El gran baile de masas de Ana Guerra

La estrella de OT y Blas Cantó, auténticos coleccionistas de fans, desatan la locura entre la multitud de jóvenes que llenó la Losa

19.09.2019 | 01:10

No tardó mucho en sonar el clásico de "Queen" "Somebody to love" de la boca de Blas Cantó, y solo esa canción podría resumir lo de anoche en la Losa. Los fans de Ana Guerra y del exmiembro de la boy-band "Auryn" eran legión, y les bastaba con encontrar alguien a quién entregarse. Los presentes -en su mayoría niños que han crecido y educado su oído al ritmo de "Lo Malo" o de "Él no soy yo"- coreaban y bailaban al son de cada palabra de Guerra y de Cantó. Antes del comienzo de los conciertos la tensión ya se respiraba en la Losa; y con las primeras notas se desató la locura. Miles de corazones latiendo como uno solo, al ritmo del pop reguetonero (sencillo y plástico) de estos dos coleccionistas de fans. El fenómeno fan es así, irrefelxivo, descontrolado y entregado. Y llenó la Losa, lo que parecía imposible.

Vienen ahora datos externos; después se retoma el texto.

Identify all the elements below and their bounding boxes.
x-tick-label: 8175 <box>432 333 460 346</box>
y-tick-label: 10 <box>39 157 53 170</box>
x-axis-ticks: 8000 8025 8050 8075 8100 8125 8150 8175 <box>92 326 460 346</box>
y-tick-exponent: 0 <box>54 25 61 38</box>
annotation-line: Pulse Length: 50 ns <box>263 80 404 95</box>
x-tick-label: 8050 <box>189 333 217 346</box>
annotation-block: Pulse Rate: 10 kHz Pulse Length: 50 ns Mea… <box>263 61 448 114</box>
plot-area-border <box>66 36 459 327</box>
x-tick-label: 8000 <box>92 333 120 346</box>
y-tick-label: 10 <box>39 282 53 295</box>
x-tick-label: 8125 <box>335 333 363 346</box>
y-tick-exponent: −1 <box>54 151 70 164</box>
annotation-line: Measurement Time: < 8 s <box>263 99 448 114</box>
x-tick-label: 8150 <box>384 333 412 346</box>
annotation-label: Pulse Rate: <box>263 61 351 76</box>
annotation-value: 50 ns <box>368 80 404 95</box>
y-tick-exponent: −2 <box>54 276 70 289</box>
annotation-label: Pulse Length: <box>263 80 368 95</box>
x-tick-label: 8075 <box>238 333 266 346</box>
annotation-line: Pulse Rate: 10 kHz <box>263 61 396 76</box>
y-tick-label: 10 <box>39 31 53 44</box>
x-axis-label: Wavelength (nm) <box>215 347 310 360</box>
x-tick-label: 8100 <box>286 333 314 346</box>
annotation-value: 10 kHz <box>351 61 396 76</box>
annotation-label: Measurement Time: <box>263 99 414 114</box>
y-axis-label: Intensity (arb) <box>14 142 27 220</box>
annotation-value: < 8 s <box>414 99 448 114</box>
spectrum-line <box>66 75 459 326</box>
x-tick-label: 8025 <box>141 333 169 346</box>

Ayer fue la noche más televisiva de la programación mateína. Cantó y Guerra, aupados a la fama en sendos programas de televisión, "Tu cara me suena" y "Operación Triunfo", son guapos, cantan bien y saben cómo hacer vibrar a su público. Esta vez les vieron en persona, al menos los más previsores, los que ya estaban apostados frente al escenario tiempo antes de que comenzaran los conciertos, los del fondo hubieran agradecido una pantalla.

Blas Cantó recordó sus anteriores actuaciones en la capital, celebró Oviedo, celebró Asturias y a eso el público siempre responde. Aunque tampoco le hacía falta, comían de su mano. El estruendo del público cada vez que se despedía (porque hubo tres despedidas), era ensordecedor. La piedra vibraba con la voces del público, con la última canción, su hit "Él no soy yo", casi no le hacía falta cantar, tenía una multitud de voces blancas para hacerlo por él.

Pero ese fervor, cuando parecía que no podía ir a más, se redobló al subirse a las tablas la tinerfeña Ana Guerra. La gente había llegado hasta la Losa desde todas las partes de Asturias y alguno desde más allá solo para verla -o al menos intuir su figura-. Lo de la triunfita es algo que hasta ahora no se había vivido en este San Mateo. Y hay que recocnocerle que sabe dar un concierto. No tiene las tablas de Iván Ferreiro o "Ilegales", ni la dulzura implacable de Anni B Sweet, pero tiene fuerza. Dice sentir "miedo escénico", pero lo suyo son los baños de masas.

La Losa se vistió de festival, se sumió en el éxtasis, y elevó su voz al cielo (eso sí era un clamor). Ana Guerra mencionó Oviedo antes de lanzar "Bajito" y (carteles en alto y voces en grito) el público se lo dió todo, hasta su último aliento. La noche siguió con el repertorio de la triunfita, con altibajos de ritmo, porque a veces se pone un poco cantautora y otras ofrece su lado más reconocible, el de "Lo Malo", el de "Olvídame" o "La Bikina", que es lo que quiere el respetable. Pero ayer Asturias le cantaba hasta los silencios. Es Ana War, no había otra.